Because Rugby League players are different from most people. They enjoy playing a game that comes with a risk of injury. They look forward to playing a game that leaves you battered and bruised every single week. They are not kids. They are not the normal man on the street. They are Rugby League players, and they love playing Rugby League.
That is why, in the face of public damnation, we have seen so many Rugby League players calling for the return of the shoulder charge. Yes, its dangerous. The players accept that. They accept that the game itself is dangerous. They enjoy the sport in spite of its dangers.
That is why players are disgusted when ever they see a player pretending to be hurt.
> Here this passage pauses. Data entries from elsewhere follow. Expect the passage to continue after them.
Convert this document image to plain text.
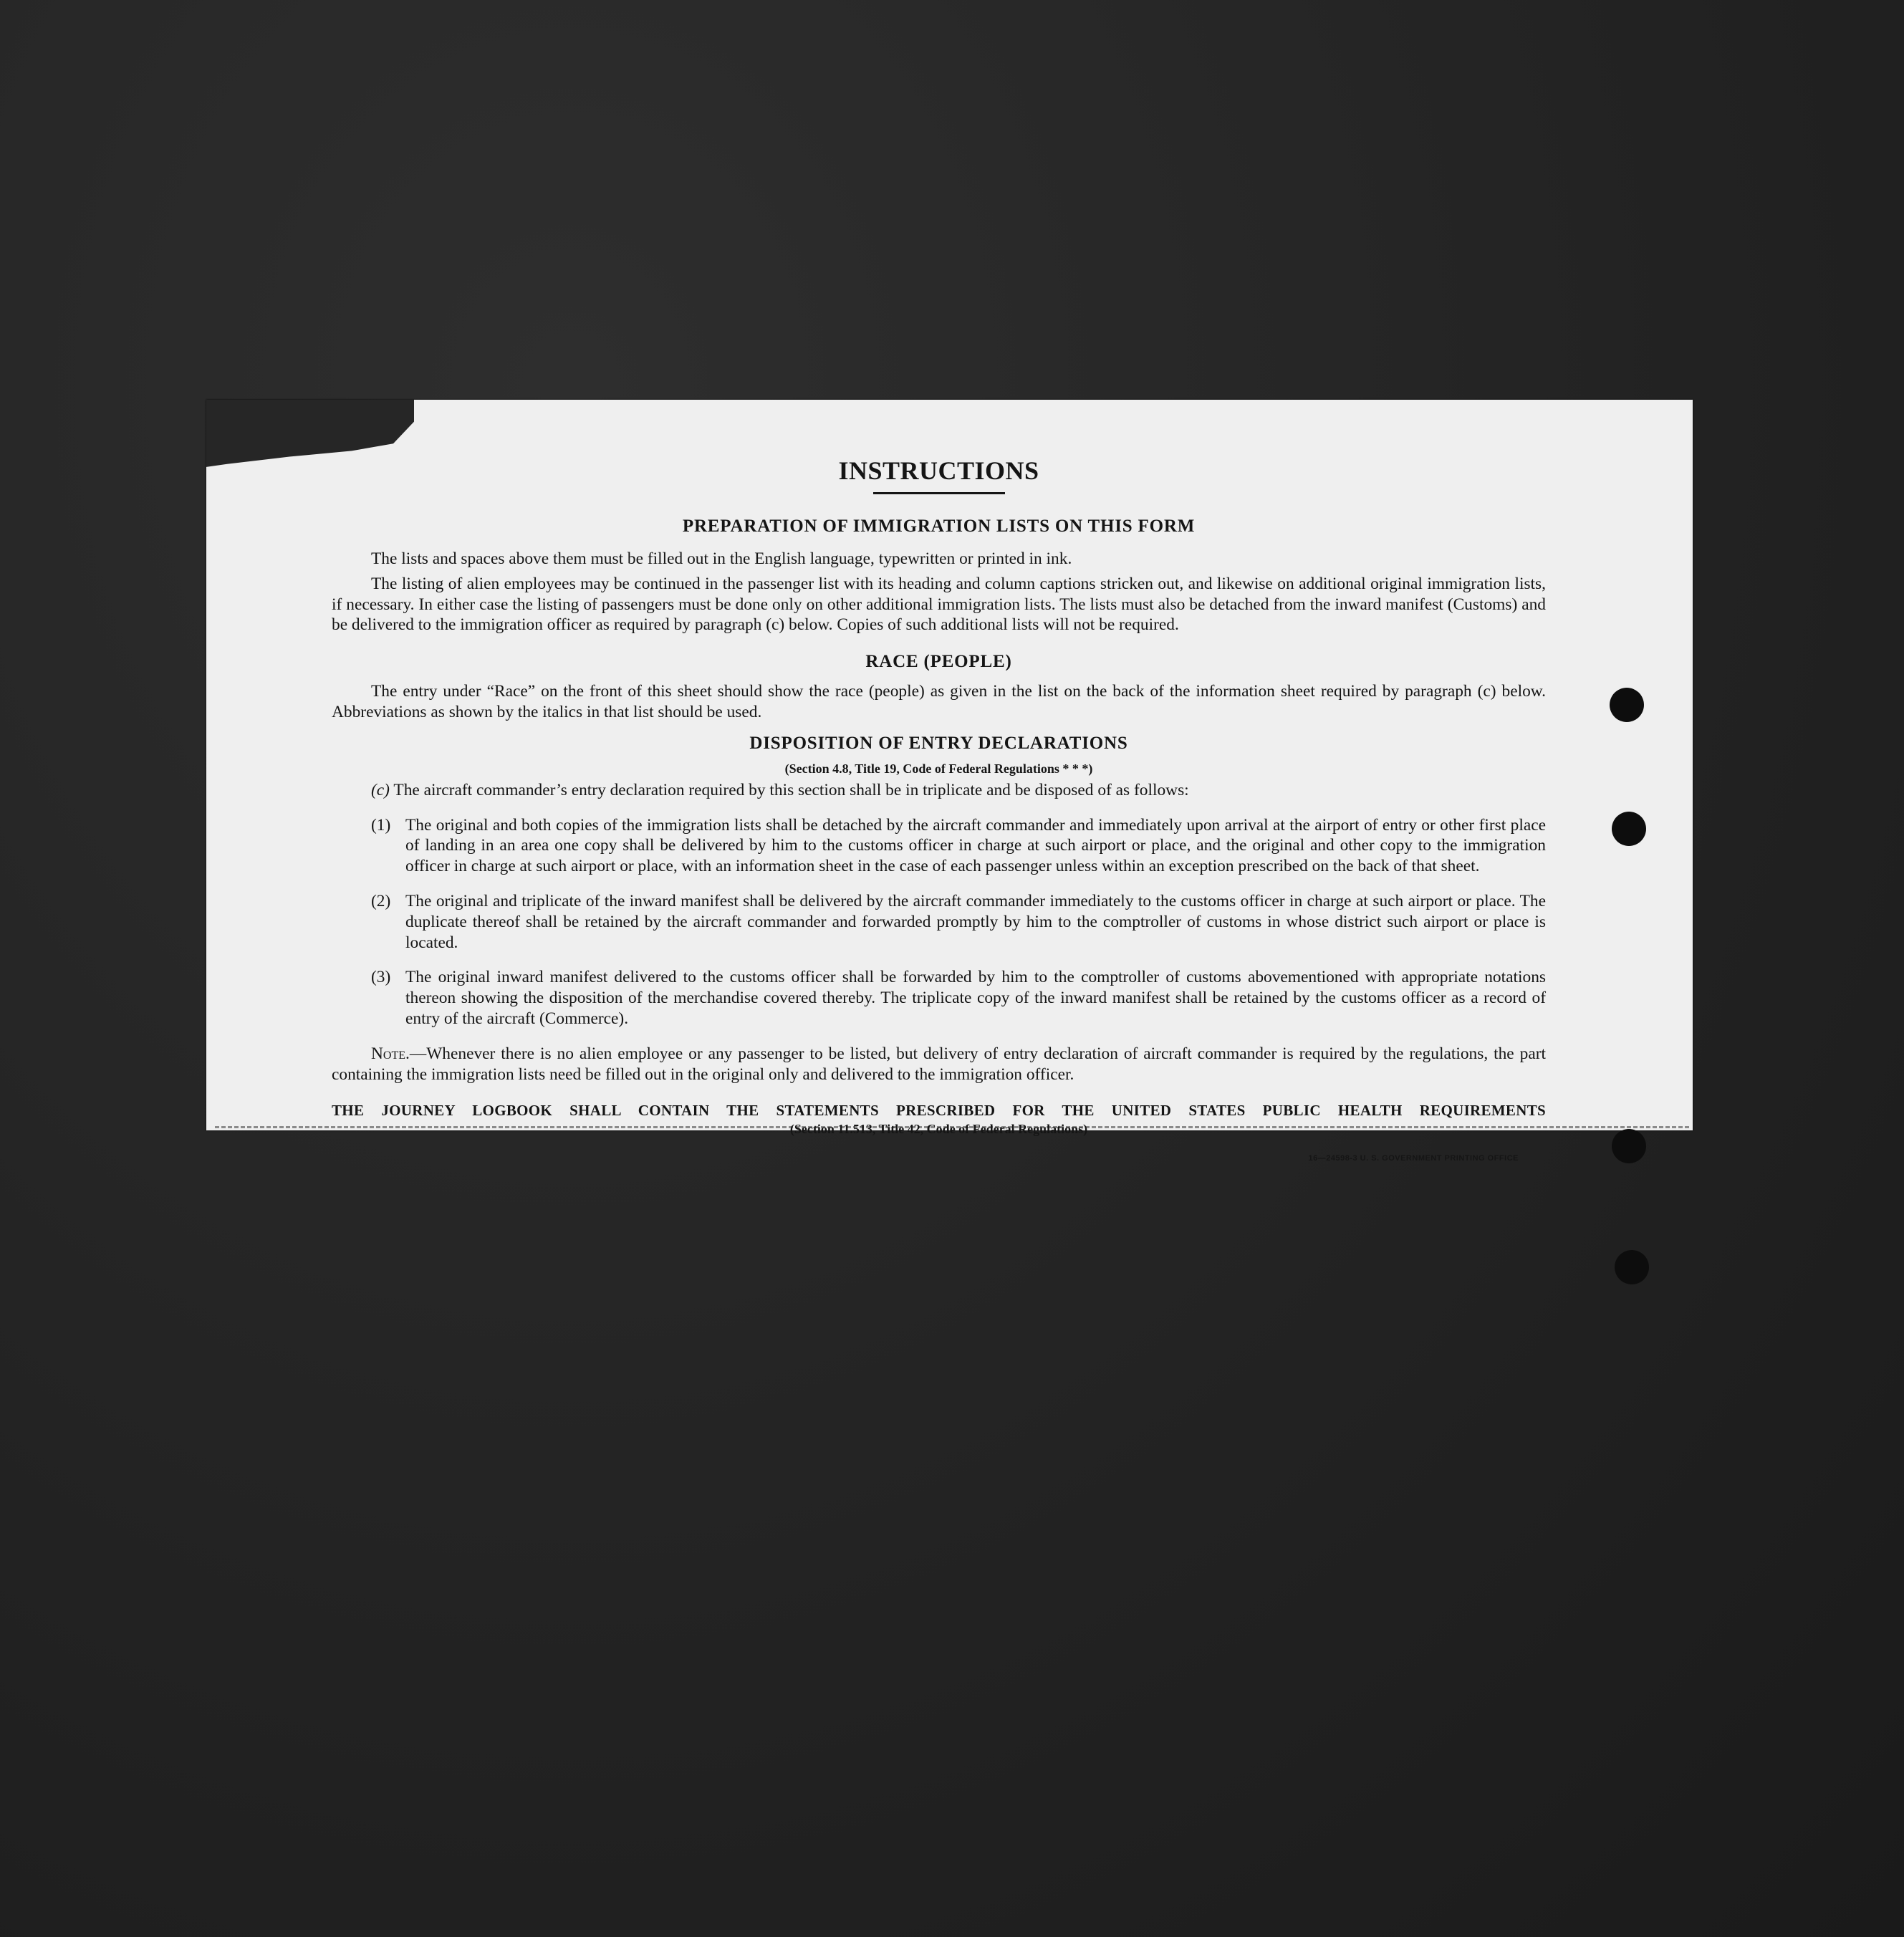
INSTRUCTIONS
PREPARATION OF IMMIGRATION LISTS ON THIS FORM

The lists and spaces above them must be filled out in the English language, typewritten or printed in ink.

The listing of alien employees may be continued in the passenger list with its heading and column captions stricken out, and likewise on additional original immigration lists, if necessary. In either case the listing of passengers must be done only on other additional immigration lists. The lists must also be detached from the inward manifest (Customs) and be delivered to the immigration officer as required by paragraph (c) below. Copies of such additional lists will not be required.

RACE (PEOPLE)

The entry under “Race” on the front of this sheet should show the race (people) as given in the list on the back of the information sheet required by paragraph (c) below. Abbreviations as shown by the italics in that list should be used.

DISPOSITION OF ENTRY DECLARATIONS
(Section 4.8, Title 19, Code of Federal Regulations * * *)

(c) The aircraft commander’s entry declaration required by this section shall be in triplicate and be disposed of as follows:

(1) The original and both copies of the immigration lists shall be detached by the aircraft commander and immediately upon arrival at the airport of entry or other first place of landing in an area one copy shall be delivered by him to the customs officer in charge at such airport or place, and the original and other copy to the immigration officer in charge at such airport or place, with an information sheet in the case of each passenger unless within an exception prescribed on the back of that sheet.

(2) The original and triplicate of the inward manifest shall be delivered by the aircraft commander immediately to the customs officer in charge at such airport or place. The duplicate thereof shall be retained by the aircraft commander and forwarded promptly by him to the comptroller of customs in whose district such airport or place is located.

(3) The original inward manifest delivered to the customs officer shall be forwarded by him to the comptroller of customs abovementioned with appropriate notations thereon showing the disposition of the merchandise covered thereby. The triplicate copy of the inward manifest shall be retained by the customs officer as a record of entry of the aircraft (Commerce).

Note.—Whenever there is no alien employee or any passenger to be listed, but delivery of entry declaration of aircraft commander is required by the regulations, the part containing the immigration lists need be filled out in the original only and delivered to the immigration officer.

THE JOURNEY LOGBOOK SHALL CONTAIN THE STATEMENTS PRESCRIBED FOR THE UNITED STATES PUBLIC HEALTH REQUIREMENTS
(Section 11.513, Title 42, Code of Federal Regulations)
16—24598-3 U. S. GOVERNMENT PRINTING OFFICE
The fact of the matter is, everyone out there on a Rugby League field is hurting. They all go through collisions that would leave most people sick in bed for a week. When they see one of their own pretending they are hurt from a small bump, they are disgusted because they exist in a world of real pain every single week.
Rugby League is at a real crossroads and it really concerns me. The game I love is brutal and uncompromising. To go out there and play this game means you are made of something special. It isn’t for everyone, but if the powers that be keep trying to make this game one that everyone can play, it will lose what makes it unique to every other sport out there.
I don’t want to watch a glorified game of touch football. I want to see big hits, I want to see a showdown between great athletes, I want to see two teams go to watch and see who breaks first. I want to be able to show non Rugby League fans the sport I love, and know that they have never seen anything like it. I want the people who run the game to be as proud of its brutality and toughness as I am!
Rugby League needs to stop apologizing for the sport it has become. It needs an administration that will stand up in the face of faux outrage and defend the sport at its highest level. Our games administrators need to stop being so quick to apologize for what happens on the field between willing participants to people who will never, ever play the game. Rugby League administrators need to be willing to say to people that complain that “You know what? This game just might not be for you!”.
I want to see Rugby League grow. I want to see it expand into new areas and to allow as many new supporters as possible to witness the sport that I love more than any other.